Avec le temps, le ministère de l’intérieur a progressé dans sa connaissance des difficultés et limites du vote électronique. Ainsi, dans sa circulaire relative à l’usage des machines à voter pour les prochaines élections régionales et départementales, le ministère propose une conduite à tenir en cas de “difficultés mineures” ou “persistantes”. Toutefois la solution proposée (faire intervenir un réparateur d’une société privée) ne permettra pas la correction de données erronées tout en introduisant, par l’intervention d’un tiers, des failles de sécurité supplémentaires. 

 

Dans sa circulaire relative à l’usage des machines à voter pour les régionales et départementales, le ministère propose une conduite à tenir en cas de “difficultés mineures” ou “persistantes”.

 

À l’inverse, on n’imagine pas qu’une urne transparente puisse tomber en panne, ou qu’une société privée intervienne sur l’urne en cours d’élection ou effectue le dépouillement à la place des électeurs et en l’absence de scrutateurs.

L’expérience du vote électronique a maintenant duré près de 15 ans et a permis de constater une précision moindre, une fragilité accrue et une absence totale de transparence empêchant quiconque de vérifier la justesse des résultats.

En Europe, la Hollande a fait utiliser des machines à voter pour 90% de sa population pendant 15 ans avant de revenir complètement au vote à l’urne. La Cour Constitutionnelle de Karlsruhe a absolument interdit l’usage de tels dispositifs de vote électronique en Allemagne en raison de leur opacité. Après une enquête fouillée, l’Irlande n’a jamais utilisé les milliers de machines à voter qu’elle avait achetées.

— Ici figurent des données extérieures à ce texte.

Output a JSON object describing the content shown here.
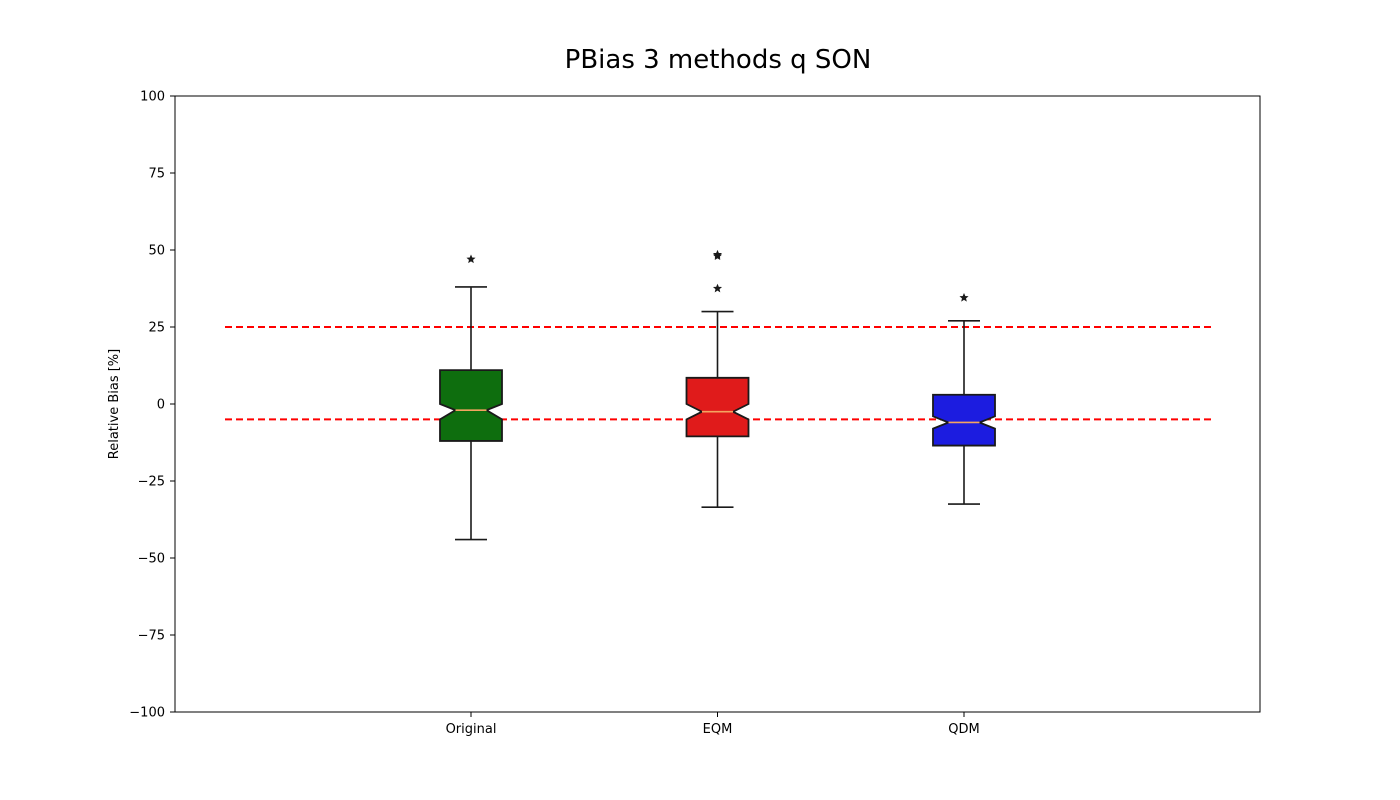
{
  "chart_data": {
    "type": "boxplot",
    "title": "PBias 3 methods q SON",
    "ylabel": "Relative Bias [%]",
    "xlabel": "",
    "ylim": [
      -100,
      100
    ],
    "yticks": [
      100,
      75,
      50,
      25,
      0,
      -25,
      -50,
      -75,
      -100
    ],
    "ytick_labels": [
      "100",
      "75",
      "50",
      "25",
      "0",
      "−25",
      "−50",
      "−75",
      "−100"
    ],
    "categories": [
      "Original",
      "EQM",
      "QDM"
    ],
    "notched": true,
    "boxes": [
      {
        "label": "Original",
        "color": "#0e6e0e",
        "whisker_low": -44,
        "q1": -12,
        "median": -2,
        "q3": 11,
        "whisker_high": 38,
        "notch_low": -5,
        "notch_high": 0,
        "outliers": [
          47
        ]
      },
      {
        "label": "EQM",
        "color": "#e01b1b",
        "whisker_low": -33.5,
        "q1": -10.5,
        "median": -2.5,
        "q3": 8.5,
        "whisker_high": 30,
        "notch_low": -5,
        "notch_high": 0,
        "outliers": [
          37.5,
          48,
          48.5
        ]
      },
      {
        "label": "QDM",
        "color": "#1c1ce0",
        "whisker_low": -32.5,
        "q1": -13.5,
        "median": -6,
        "q3": 3,
        "whisker_high": 27,
        "notch_low": -8,
        "notch_high": -4,
        "outliers": [
          34.5
        ]
      }
    ],
    "reference_lines": [
      {
        "y": 25,
        "color": "#ff0000",
        "style": "dashed"
      },
      {
        "y": -5,
        "color": "#ff0000",
        "style": "dashed"
      }
    ],
    "median_color": "#f4a460",
    "grid": false,
    "legend": "none"
  }
}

La France, elle, n’a toujours pas tiré profit de l’expertise de ces pays très avancés technologiquement et dont les décisions sont conformes à l’état actuel des connaissances scientifiques et de la nécessaire transparence des techniques de vote dans un état garant des libertés et de la démocratie. Mais il faut rappeler que dans notre pays, une science indépendante des lobbies peine à trouver son chemin jusqu’aux élus et aux électeurs.